Published in Psychiatry Research August 21st, 2022.


Authors: Sverre Urnes Johnson, Ole Myklebust Amundsen, Miriam Sinkerud Johnson, Asle Hoffart, Øyvind Halsøy, Nora Skjerdingstad, Sara Ebling and Omid V. Ebrahimi


The present study investigates differences in the trajectories of anxiety, depression, and sleep problems among infected versus non-infected case-controlled individuals. Patients who tested positive for COVID-19 were selected from a representative sample in Norway (N > 10,000). In total, 126 of these individuals were infected during the project period, and this group was analyzed at T5 (May 2021). Of these positive cases, those who had completed both PHQ-9 and GAD-7 at all three measurement points were selected for longitudinal analysis using multilevel modeling. There was a significant difference at T5 between those who had tested positive for COVID-19 and matched controls.

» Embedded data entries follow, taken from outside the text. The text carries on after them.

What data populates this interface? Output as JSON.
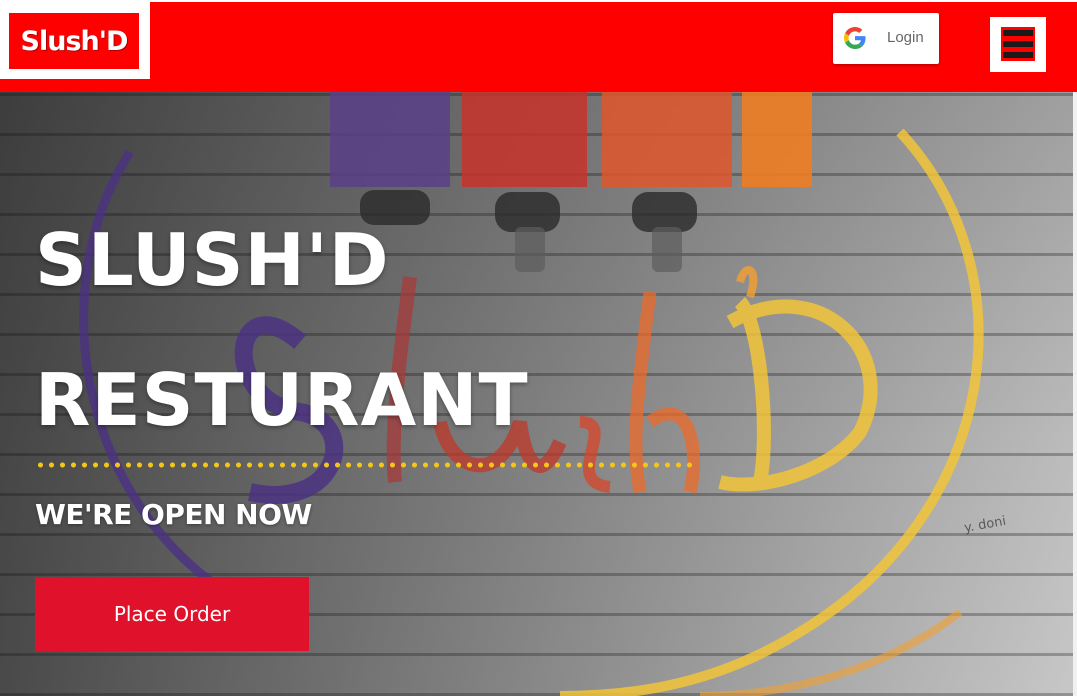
{
  "header": {
    "brand": "Slush'D",
    "login_label": "Login",
    "login_icon": "google-g-icon",
    "menu_icon": "hamburger-menu-icon",
    "bg_color": "#ff0000"
  },
  "hero": {
    "title_line1": "SLUSH'D",
    "title_line2": "RESTURANT",
    "subtitle": "WE'RE OPEN NOW",
    "cta_label": "Place Order",
    "cta_color": "#e0112b",
    "divider_color": "#f5c518"
  }
}
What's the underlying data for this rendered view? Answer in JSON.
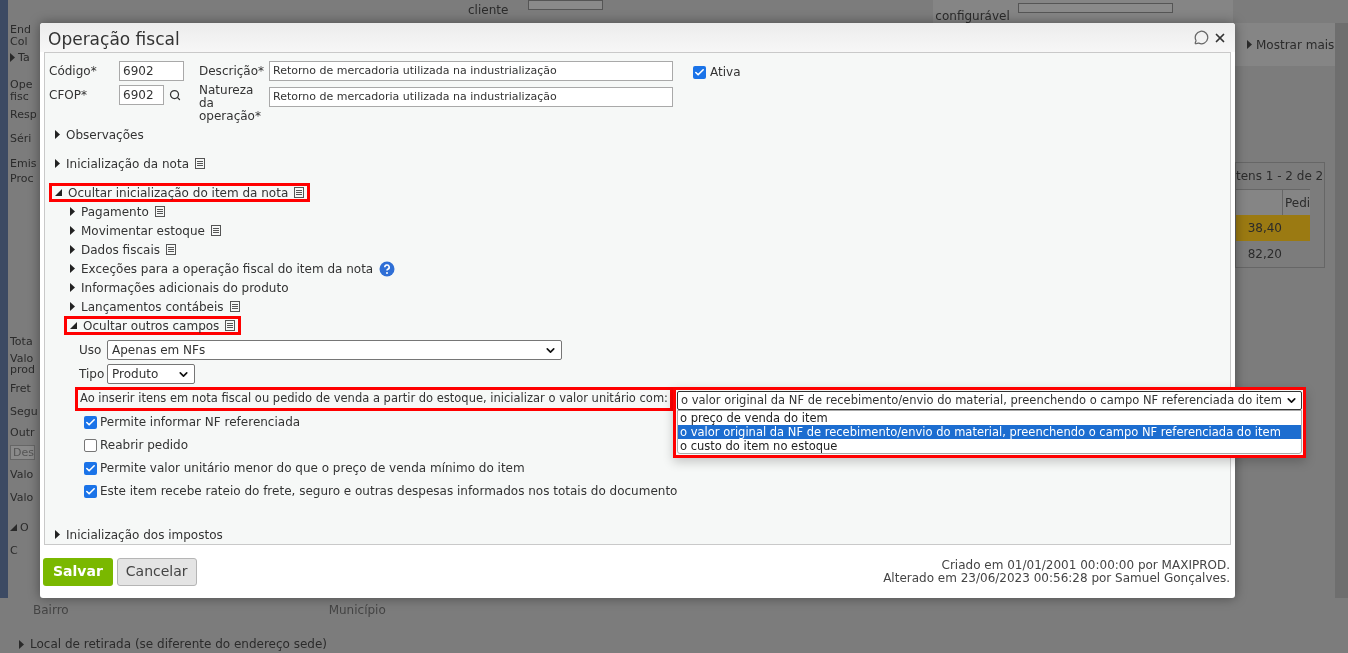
{
  "background": {
    "top_labels": [
      "cliente",
      "configurável"
    ],
    "left_labels": [
      {
        "text": "End",
        "kind": "text"
      },
      {
        "text": "Col",
        "kind": "text"
      },
      {
        "text": "Ta",
        "kind": "collapsed"
      },
      {
        "text": "Ope",
        "kind": "text"
      },
      {
        "text": "fisc",
        "kind": "text"
      },
      {
        "text": "Resp",
        "kind": "text"
      },
      {
        "text": "Séri",
        "kind": "text"
      },
      {
        "text": "Emis",
        "kind": "text"
      },
      {
        "text": "Proc",
        "kind": "text"
      },
      {
        "text": "Tota",
        "kind": "text"
      },
      {
        "text": "Valo",
        "kind": "text"
      },
      {
        "text": "prod",
        "kind": "text"
      },
      {
        "text": "Fret",
        "kind": "text"
      },
      {
        "text": "Segu",
        "kind": "text"
      },
      {
        "text": "Outr",
        "kind": "text"
      },
      {
        "text": "Des",
        "kind": "field"
      },
      {
        "text": "Valo",
        "kind": "text"
      },
      {
        "text": "Valo",
        "kind": "text"
      },
      {
        "text": "O",
        "kind": "expanded"
      },
      {
        "text": "C",
        "kind": "text"
      }
    ],
    "show_more": "Mostrar mais",
    "grid": {
      "pager": "tens 1 - 2 de 2",
      "column": "Pedi",
      "rows": [
        {
          "value": "38,40",
          "selected": true
        },
        {
          "value": "82,20",
          "selected": false
        }
      ]
    },
    "address": [
      "Bairro",
      "Município"
    ],
    "pickup_section": "Local de retirada (se diferente do endereço sede)"
  },
  "dialog": {
    "title": "Operação fiscal",
    "code": {
      "label": "Código*",
      "value": "6902"
    },
    "cfop": {
      "label": "CFOP*",
      "value": "6902"
    },
    "description": {
      "label": "Descrição*",
      "value": "Retorno de mercadoria utilizada na industrialização"
    },
    "nature": {
      "label": "Natureza da operação*",
      "value": "Retorno de mercadoria utilizada na industrialização"
    },
    "active": {
      "label": "Ativa",
      "checked": true
    },
    "sections": [
      {
        "label": "Observações",
        "expanded": false,
        "kind": "plain",
        "highlighted": false
      },
      {
        "label": "Inicialização da nota",
        "expanded": false,
        "kind": "notes",
        "highlighted": false
      },
      {
        "label": "Ocultar inicialização do item da nota",
        "expanded": true,
        "kind": "notes",
        "highlighted": true,
        "children": [
          {
            "label": "Pagamento",
            "expanded": false,
            "kind": "notes",
            "highlighted": false
          },
          {
            "label": "Movimentar estoque",
            "expanded": false,
            "kind": "notes",
            "highlighted": false
          },
          {
            "label": "Dados fiscais",
            "expanded": false,
            "kind": "notes",
            "highlighted": false
          },
          {
            "label": "Exceções para a operação fiscal do item da nota",
            "expanded": false,
            "kind": "help",
            "highlighted": false
          },
          {
            "label": "Informações adicionais do produto",
            "expanded": false,
            "kind": "plain",
            "highlighted": false
          },
          {
            "label": "Lançamentos contábeis",
            "expanded": false,
            "kind": "notes",
            "highlighted": false
          },
          {
            "label": "Ocultar outros campos",
            "expanded": true,
            "kind": "notes",
            "highlighted": true
          }
        ]
      }
    ],
    "other_fields": {
      "usage": {
        "label": "Uso",
        "value": "Apenas em NFs"
      },
      "type": {
        "label": "Tipo",
        "value": "Produto"
      },
      "unit_value": {
        "label": "Ao inserir itens em nota fiscal ou pedido de venda a partir do estoque, inicializar o valor unitário com:",
        "highlighted": true,
        "value": "o valor original da NF de recebimento/envio do material, preenchendo o campo NF referenciada do item",
        "options": [
          {
            "label": "o preço de venda do item",
            "selected": false
          },
          {
            "label": "o valor original da NF de recebimento/envio do material, preenchendo o campo NF referenciada do item",
            "selected": true
          },
          {
            "label": "o custo do item no estoque",
            "selected": false
          }
        ]
      },
      "checkboxes": [
        {
          "label": "Permite informar NF referenciada",
          "checked": true
        },
        {
          "label": "Reabrir pedido",
          "checked": false
        },
        {
          "label": "Permite valor unitário menor do que o preço de venda mínimo do item",
          "checked": true
        },
        {
          "label": "Este item recebe rateio do frete, seguro e outras despesas informados nos totais do documento",
          "checked": true
        }
      ]
    },
    "sections_after": [
      {
        "label": "Inicialização dos impostos",
        "expanded": false,
        "highlighted": false
      }
    ],
    "buttons": [
      {
        "label": "Salvar",
        "kind": "primary"
      },
      {
        "label": "Cancelar",
        "kind": "secondary"
      }
    ],
    "audit": [
      "Criado em 01/01/2001 00:00:00 por MAXIPROD.",
      "Alterado em 23/06/2023 00:56:28 por Samuel Gonçalves."
    ]
  }
}
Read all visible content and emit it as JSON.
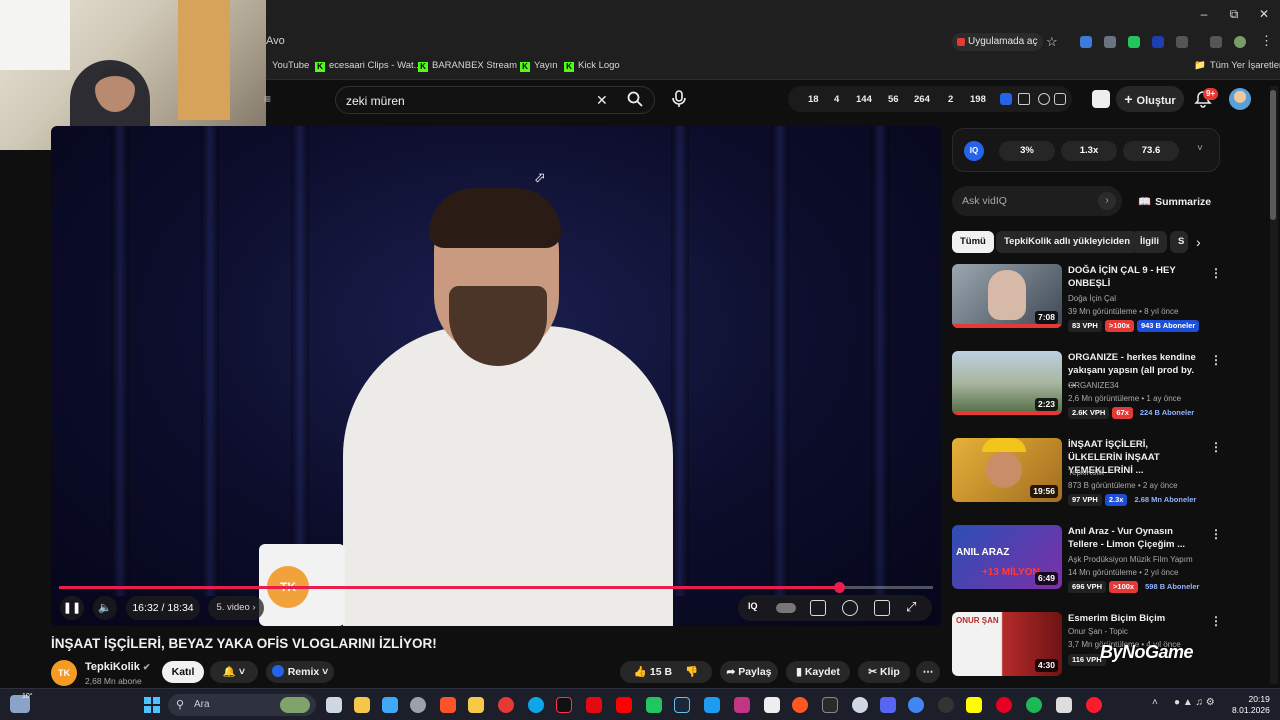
{
  "browser": {
    "address_fragment": "Avo",
    "open_in_app_label": "Uygulamada aç",
    "bookmarks": [
      "YouTube",
      "ecesaari Clips - Wat...",
      "BARANBEX Stream -...",
      "Yayın",
      "Kick Logo"
    ],
    "all_bookmarks_label": "Tüm Yer İşaretleri"
  },
  "youtube": {
    "search_value": "zeki müren",
    "stats": [
      "18",
      "4",
      "144",
      "56",
      "264",
      "2",
      "198"
    ],
    "create_label": "Oluştur",
    "notif_badge": "9+"
  },
  "player": {
    "time": "16:32 / 18:34",
    "chapter": "5. video",
    "progress_fraction": 0.893
  },
  "video": {
    "title": "İNŞAAT İŞÇİLERİ, BEYAZ YAKA OFİS VLOGLARINI İZLİYOR!",
    "channel_avatar_text": "TK",
    "channel_name": "TepkiKolik",
    "subscribers": "2,68 Mn abone",
    "join_label": "Katıl",
    "remix_label": "Remix",
    "likes": "15 B",
    "share_label": "Paylaş",
    "save_label": "Kaydet",
    "clip_label": "Klip"
  },
  "vidiq": {
    "logo": "IQ",
    "metrics": [
      "3%",
      "1.3x",
      "73.6"
    ],
    "ask_placeholder": "Ask vidIQ",
    "summarize_label": "Summarize"
  },
  "chips": [
    "Tümü",
    "TepkiKolik adlı yükleyiciden",
    "İlgili",
    "S"
  ],
  "recommendations": [
    {
      "title": "DOĞA İÇİN ÇAL 9 - HEY ONBEŞLİ",
      "channel": "Doğa İçin Çal",
      "meta": "39 Mn görüntüleme • 8 yıl önce",
      "duration": "7:08",
      "vph": "83 VPH",
      "mult": ">100x",
      "subs": "943 B Aboneler",
      "color": "#8c9aa6"
    },
    {
      "title": "ORGANIZE - herkes kendine yakışanı yapsın (all prod by. ...",
      "channel": "ORGANIZE34",
      "meta": "2,6 Mn görüntüleme • 1 ay önce",
      "duration": "2:23",
      "vph": "2.6K VPH",
      "mult": "67x",
      "subs": "224 B Aboneler",
      "color": "#5d7a59"
    },
    {
      "title": "İNŞAAT İŞÇİLERİ, ÜLKELERİN İNŞAAT YEMEKLERİNİ ...",
      "channel": "TepkiKolik",
      "meta": "873 B görüntüleme • 2 ay önce",
      "duration": "19:56",
      "vph": "97 VPH",
      "mult": "2.3x",
      "subs": "2.68 Mn Aboneler",
      "color": "#d7a23a"
    },
    {
      "title": "Anıl Araz - Vur Oynasın Tellere - Limon Çiçeğim ...",
      "channel": "Aşk Prodüksiyon Müzik Film Yapım",
      "meta": "14 Mn görüntüleme • 2 yıl önce",
      "duration": "6:49",
      "vph": "696 VPH",
      "mult": ">100x",
      "subs": "598 B Aboneler",
      "color": "#3b5bb5",
      "overlay": "ANIL ARAZ",
      "overlay2": "+13 MİLYON"
    },
    {
      "title": "Esmerim Biçim Biçim",
      "channel": "Onur Şan - Topic",
      "meta": "3,7 Mn görüntüleme • 4 yıl önce",
      "duration": "4:30",
      "vph": "116 VPH",
      "mult": "",
      "subs": "",
      "color": "#b52a2a",
      "overlay": "ONUR ŞAN"
    }
  ],
  "watermark": "ByNoGame",
  "taskbar": {
    "search_label": "Ara",
    "temp": "10°",
    "time": "20:19",
    "date": "8.01.2026"
  }
}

Anxiety and depression were reduced among those who tested positive, but there were no differences in trajectory when compared to matched controls. Limitations include the use of self-report measures and the assessment of symptoms at a time when strict virus mitigation protocols were in place. The present findings indicate that individuals who test positive for COVID-19 exhibit higher levels of depressive symptoms after restrictions are lifted. However, comparison of anxiety and depression symptom trajectories with matched controls reveals that both groups exhibited stable or slightly decreased symptoms.